Ingredients
- 1 tbls. butter, melted
- 1/2 onion, finely chopped
- 1/4 cup flour
- 1/4 cup butter, melted
- 2 cups half & half
- 2 cups chicken stock
- 1/2 lb. fresh broccoli
- 1 cup carrots, finely chopped
- 1/4 tsp. nutmeg
- salt & pepper, to taste
- 2 cups grated sharp cheddar cheese, I used 8 oz. to start and then adjust for cheesiness.
How to make it
- Saute onion in 1 tbls. butter.
- In another pan, cook melted butter and flour , whisking over medium heat for 3-4 minutes.
- Slowly add half & half while continuing to whisk.
- Add chicken stock, while continuing to whisk.
- Once it starts to simmer, let simmer for 20 minutes.
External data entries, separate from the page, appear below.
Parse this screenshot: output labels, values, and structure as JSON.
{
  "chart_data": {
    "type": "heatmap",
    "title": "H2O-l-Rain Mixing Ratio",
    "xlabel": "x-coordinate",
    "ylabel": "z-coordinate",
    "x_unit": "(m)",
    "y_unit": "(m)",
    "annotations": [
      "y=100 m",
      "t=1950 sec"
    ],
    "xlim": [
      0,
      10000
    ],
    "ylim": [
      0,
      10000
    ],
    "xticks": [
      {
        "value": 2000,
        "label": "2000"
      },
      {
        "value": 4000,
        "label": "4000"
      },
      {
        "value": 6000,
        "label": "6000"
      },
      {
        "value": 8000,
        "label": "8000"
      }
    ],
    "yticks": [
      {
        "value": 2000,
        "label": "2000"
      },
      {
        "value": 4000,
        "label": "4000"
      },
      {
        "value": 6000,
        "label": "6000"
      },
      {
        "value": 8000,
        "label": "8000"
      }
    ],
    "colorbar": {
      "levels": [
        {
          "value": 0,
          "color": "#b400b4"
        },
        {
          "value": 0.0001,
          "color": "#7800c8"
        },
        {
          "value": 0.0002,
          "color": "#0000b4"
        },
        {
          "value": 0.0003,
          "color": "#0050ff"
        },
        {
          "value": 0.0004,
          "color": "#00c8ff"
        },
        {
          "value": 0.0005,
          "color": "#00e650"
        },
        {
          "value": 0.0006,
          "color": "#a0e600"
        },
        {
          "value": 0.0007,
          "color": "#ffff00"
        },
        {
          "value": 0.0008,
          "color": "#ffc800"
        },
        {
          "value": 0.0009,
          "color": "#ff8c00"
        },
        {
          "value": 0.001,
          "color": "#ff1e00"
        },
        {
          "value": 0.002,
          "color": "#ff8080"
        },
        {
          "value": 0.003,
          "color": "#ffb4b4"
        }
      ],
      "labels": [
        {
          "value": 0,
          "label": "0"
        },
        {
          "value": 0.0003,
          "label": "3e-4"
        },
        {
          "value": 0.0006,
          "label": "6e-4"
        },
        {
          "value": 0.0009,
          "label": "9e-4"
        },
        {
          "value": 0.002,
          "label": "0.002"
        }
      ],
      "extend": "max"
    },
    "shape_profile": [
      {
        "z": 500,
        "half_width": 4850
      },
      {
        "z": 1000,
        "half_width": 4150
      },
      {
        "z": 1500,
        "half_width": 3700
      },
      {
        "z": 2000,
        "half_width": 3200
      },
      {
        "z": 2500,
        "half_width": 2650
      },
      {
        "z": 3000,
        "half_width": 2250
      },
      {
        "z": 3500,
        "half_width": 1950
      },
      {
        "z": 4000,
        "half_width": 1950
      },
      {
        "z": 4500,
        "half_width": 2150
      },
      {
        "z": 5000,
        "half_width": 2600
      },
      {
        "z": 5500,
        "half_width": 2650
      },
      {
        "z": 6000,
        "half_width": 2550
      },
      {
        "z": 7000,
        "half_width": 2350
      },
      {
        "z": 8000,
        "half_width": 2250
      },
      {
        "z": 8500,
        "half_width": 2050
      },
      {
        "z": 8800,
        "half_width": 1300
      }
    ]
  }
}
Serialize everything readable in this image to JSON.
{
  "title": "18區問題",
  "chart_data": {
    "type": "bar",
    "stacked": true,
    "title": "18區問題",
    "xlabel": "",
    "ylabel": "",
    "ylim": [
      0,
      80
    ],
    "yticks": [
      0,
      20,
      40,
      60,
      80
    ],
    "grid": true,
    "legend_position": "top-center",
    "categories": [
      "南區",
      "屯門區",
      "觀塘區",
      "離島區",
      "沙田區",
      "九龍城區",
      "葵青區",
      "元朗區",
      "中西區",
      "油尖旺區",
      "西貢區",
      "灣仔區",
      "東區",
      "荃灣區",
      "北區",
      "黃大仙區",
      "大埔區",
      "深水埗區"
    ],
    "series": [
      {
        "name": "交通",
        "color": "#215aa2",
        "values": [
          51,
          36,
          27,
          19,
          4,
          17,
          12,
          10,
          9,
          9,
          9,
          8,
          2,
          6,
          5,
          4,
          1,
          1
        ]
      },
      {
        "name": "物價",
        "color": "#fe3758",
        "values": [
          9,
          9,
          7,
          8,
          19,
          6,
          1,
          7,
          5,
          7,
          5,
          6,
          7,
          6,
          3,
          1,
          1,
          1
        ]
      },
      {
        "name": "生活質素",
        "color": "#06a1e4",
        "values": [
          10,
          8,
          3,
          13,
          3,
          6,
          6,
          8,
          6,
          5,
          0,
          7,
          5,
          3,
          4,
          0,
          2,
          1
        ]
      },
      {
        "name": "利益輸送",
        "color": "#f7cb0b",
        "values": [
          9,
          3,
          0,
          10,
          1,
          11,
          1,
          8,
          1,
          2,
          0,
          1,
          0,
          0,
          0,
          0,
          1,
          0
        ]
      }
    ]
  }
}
- Add broccoli, carrots and onions.
- Cook over low heat until veggies are tender, about 20 minutes.
- Add salt and pepper.
- Pour in batches into blender and mix or use immersion blender.
- Return to pot and over low heat, add cheese, stirring until well blended.
- Stir in the nutmeg.
Recipe courtesy of http://www.grouprecipes.com/65970/copycat-panera-bread-broccoli-and-cheese-soup-in-bread-bowls.html







Will have to add the nutmeg sometime...new idea! I love nutmeg with spinach...always add it.